When my internship experience with BLISSWAY concluded in August, I wrote down a list of companies I would consider working for next summer. Coinbase because of Brian Armstrong. Shopify because of Alex Danco. Samsara because of Felipe. Stripe becasue of Hugo.

I interviewed Hugo Amsellem on my podcast last October. Hugo created a Kickstarter for musicians in Europe to let artists retain ownership of their projects and reject labels. He described how painful it was to create a way to accept payments online.

Stripe is such a valuable engine of the creator economy. The blogging platform I use, Ghost, integrates with Stripe to let writers receive 100 percent of the money users pay for their content. In 2017, Stripe acquired the world's largest community of individual contributors making money online, Indie Hackers. Gumroad, the world's largest online marketplace for digital entrepreneurs leverages Stripe to power their payments infrastructure.

When I was at BLISSWAY, I believed in our company's mission so strongly. I don't particularly care about highway tolling; BLISSWAY is a company that saves people time. In the future, people will book a trip on BLISSWAY's app and know they are saving minutes on the road for each dollar spent. The impact of my work is what's most important to me. I couldn't work somewhere I didn't think was making the world a better place. Stripe is not a payments platform; Stripe lets people take control of their financial destiny.

Paul Graham's praise is a powerful signal. After reading Luke Burgis' book Wanting, I know that he's a model for me – someone whose magnetic field my ideological compass follows strongly. Regardless, I believe this idea is not hyperbole: what Google did for search, Stripe will do for payments.

Stripe is still a startup. Earlier this year, Patrick Collison, the company's founder and CEO, issued an apology on Hacker News for an instance of fraud on the platform. The speed at which they launch products is remarkable. The Stripe API docs are the standard by which all others are measured.
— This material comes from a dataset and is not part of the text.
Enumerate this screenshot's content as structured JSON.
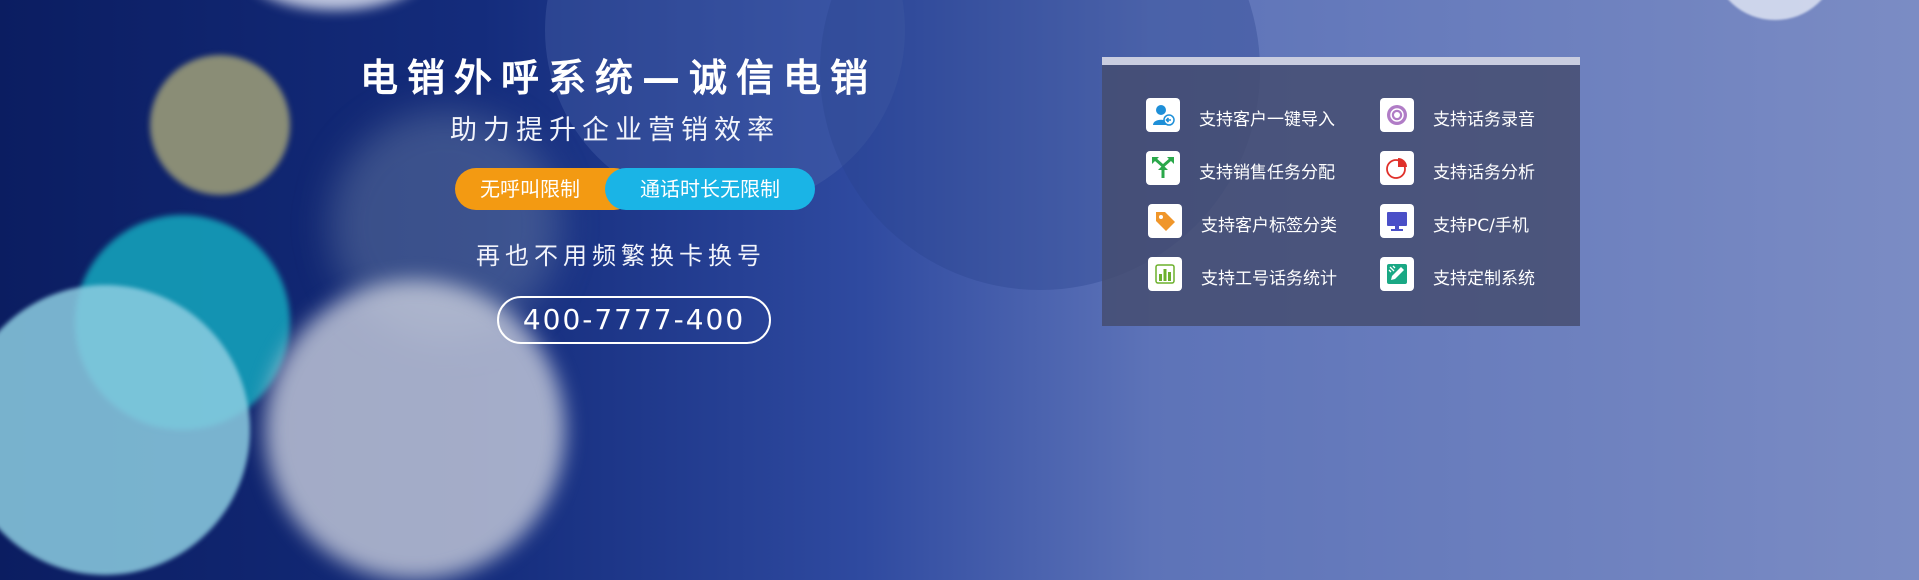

I'm so excited to join as an intern in their Seattle offices next summer. There is so much work to do – Stripe launched a crypto team less than two months ago. I won't be on this team as an intern, but it's a vector to bring even more people into the internet economy. As the world moves more online, we can realize the vision of the world Hugo, Steph Smith, and Daniel Bourke showed me; a world of seven billion niches; a world of people scraping the inner lining of their souls to create something worth admiring; a world of creators committed to sharing this beauty with each other.